Written by Denise Kullman, mom of a child with attachment disorder and bipolar
Medication and your child—it can feel like a scary combination. That’s often because you don’t know what your child needs in the first place. And when you do get medication, will it work for your child?
I am here to tell you to hang in there. You can get a brand new (well, maybe slightly modified but in a positive direction) kid! You’ll need a good psychiatrist, the correct diagnosis, the right medication, a therapist you trust, and your awesome parenting skills.
Finding the Right Medication for Our Son
We have a teenage son with a moderate mood disorder. We first noticed it when he was little. He never seemed to outgrow the anxious stage that most preschoolers experience. As he grew into a school-aged child, his anxiety increased. He began to have angry episodes.
Since we work in the mental health field, we recognized our son’s troubles pretty quickly. My family also has a history of mood disorders so we knew to pay special attention. We took our son to see the best psychiatrist we knew (and we know a lot of psychiatrists). Our son was diagnosed with a mood disorder AND attention deficit hyperactivity disorder (ADHD). He didn’t have the classic ADHD symptoms where he bounced off the walls and ran crazy through the house every second so we were surprised. But our doctor knew what he needed. We agreed to a treatment and medication plan. Within a week, we really did have a brand new kid. It was like a miracle.
Difference between kids with RAD and other kids on medication
So here’s the question—
Why don’t we get the same miracles with our kids with reactive attachment disorder (RAD) on their medications? The answer is simple, but the road ahead is more complicated.
My son (mentioned above) is our securely attached biological child. So we only needed to treat his mood issues and ADHD to get wonderful results. A child with reactive attachment disorder needs the same treatment for mental health issues…but it doesn’t stop there.
That’s because you can’t treat reactive attachment disorder with medication.
So what can you do for kids with RAD?
Kids with RAD typically have mental health issues too. They often inherit mood disorders from their biological families. Many have anxiety issues—like obsessive-compulsive disorder (OCD)—as well.
And you simply can’t work on attachment disorder (a.k.a. RAD) until mental health issues are under control. It’s a recipe for disaster.
So the first step is to find the right medication(s) for your kiddo. Once those issues are out of the way, we can see the differences between mood-driven behavior and the purposeful, controlling behavior that attachment disordered children display. Only then can you start to work on RAD issues.
Finding the Right Medications for your Child with RAD
It’s not so simple to find the right combinations of medications for you child.
Here are things you can do to help your child find the right medication(s):
- Keep a journal of medications, dosages, changes you notice, and side effects. Bring that journal to the doctor appointments.
- Be patient.
- Don’t be afraid to get a second opinion—you know your child best.

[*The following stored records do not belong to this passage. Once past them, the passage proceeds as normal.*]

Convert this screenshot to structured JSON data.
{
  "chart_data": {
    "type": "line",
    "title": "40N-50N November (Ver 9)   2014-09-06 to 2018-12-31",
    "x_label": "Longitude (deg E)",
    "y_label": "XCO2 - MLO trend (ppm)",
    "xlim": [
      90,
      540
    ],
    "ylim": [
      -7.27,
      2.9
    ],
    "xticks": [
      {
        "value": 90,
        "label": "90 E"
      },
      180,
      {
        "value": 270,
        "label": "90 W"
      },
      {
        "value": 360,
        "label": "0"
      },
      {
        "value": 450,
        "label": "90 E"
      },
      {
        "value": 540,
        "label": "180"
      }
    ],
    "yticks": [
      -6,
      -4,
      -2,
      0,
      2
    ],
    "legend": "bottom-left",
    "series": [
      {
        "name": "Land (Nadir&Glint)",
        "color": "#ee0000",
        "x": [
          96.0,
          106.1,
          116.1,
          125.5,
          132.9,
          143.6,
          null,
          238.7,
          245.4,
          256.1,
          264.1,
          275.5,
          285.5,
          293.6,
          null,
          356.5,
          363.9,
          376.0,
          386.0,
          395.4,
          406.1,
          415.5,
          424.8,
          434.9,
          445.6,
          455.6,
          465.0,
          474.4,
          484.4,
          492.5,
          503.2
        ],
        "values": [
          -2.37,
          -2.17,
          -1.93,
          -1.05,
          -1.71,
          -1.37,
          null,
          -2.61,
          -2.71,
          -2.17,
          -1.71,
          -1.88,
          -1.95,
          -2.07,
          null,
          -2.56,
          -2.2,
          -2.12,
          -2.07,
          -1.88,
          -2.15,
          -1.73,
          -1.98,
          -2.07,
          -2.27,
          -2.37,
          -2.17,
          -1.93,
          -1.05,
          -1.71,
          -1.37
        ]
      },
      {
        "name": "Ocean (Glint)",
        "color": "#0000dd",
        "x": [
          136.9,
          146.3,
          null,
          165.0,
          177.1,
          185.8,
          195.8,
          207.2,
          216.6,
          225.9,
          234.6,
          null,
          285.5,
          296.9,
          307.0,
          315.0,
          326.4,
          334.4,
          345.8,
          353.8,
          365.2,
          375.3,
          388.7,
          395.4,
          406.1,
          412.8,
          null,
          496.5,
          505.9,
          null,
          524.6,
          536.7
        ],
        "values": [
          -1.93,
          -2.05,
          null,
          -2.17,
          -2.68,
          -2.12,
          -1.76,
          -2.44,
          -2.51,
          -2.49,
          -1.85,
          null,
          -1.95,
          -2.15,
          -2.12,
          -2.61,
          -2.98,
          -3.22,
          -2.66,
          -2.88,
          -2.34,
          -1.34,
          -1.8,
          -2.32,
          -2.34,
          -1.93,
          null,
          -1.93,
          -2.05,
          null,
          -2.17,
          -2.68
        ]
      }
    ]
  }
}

- Talk to your child about his or her medications. Kids need to recognize and talk about their reactions to medications. It’s our job to teach them and help facilitate communication along the way. I always take the time to tell my kids the names of their pills and what they do. For example, “This is called Lamictal. It can help you to be in a better mood over time” or “This pill is called Concerta—it helps you to stay calm and focused. And then I might say, “You are in control of your body. Let me know if something doesn’t feel right about these medications so we can talk to the doctor.”
- Stay consistent. Remember when to give the medications and make follow-up appointments. Do you own research and keep journaling.
- Be patient (I said it twice for a reason). It takes time to figure out medications for kids with RAD.
Stay the course. In the end, there is hope to hold onto.
How do you feel about your child, their attachment disorder, and medication?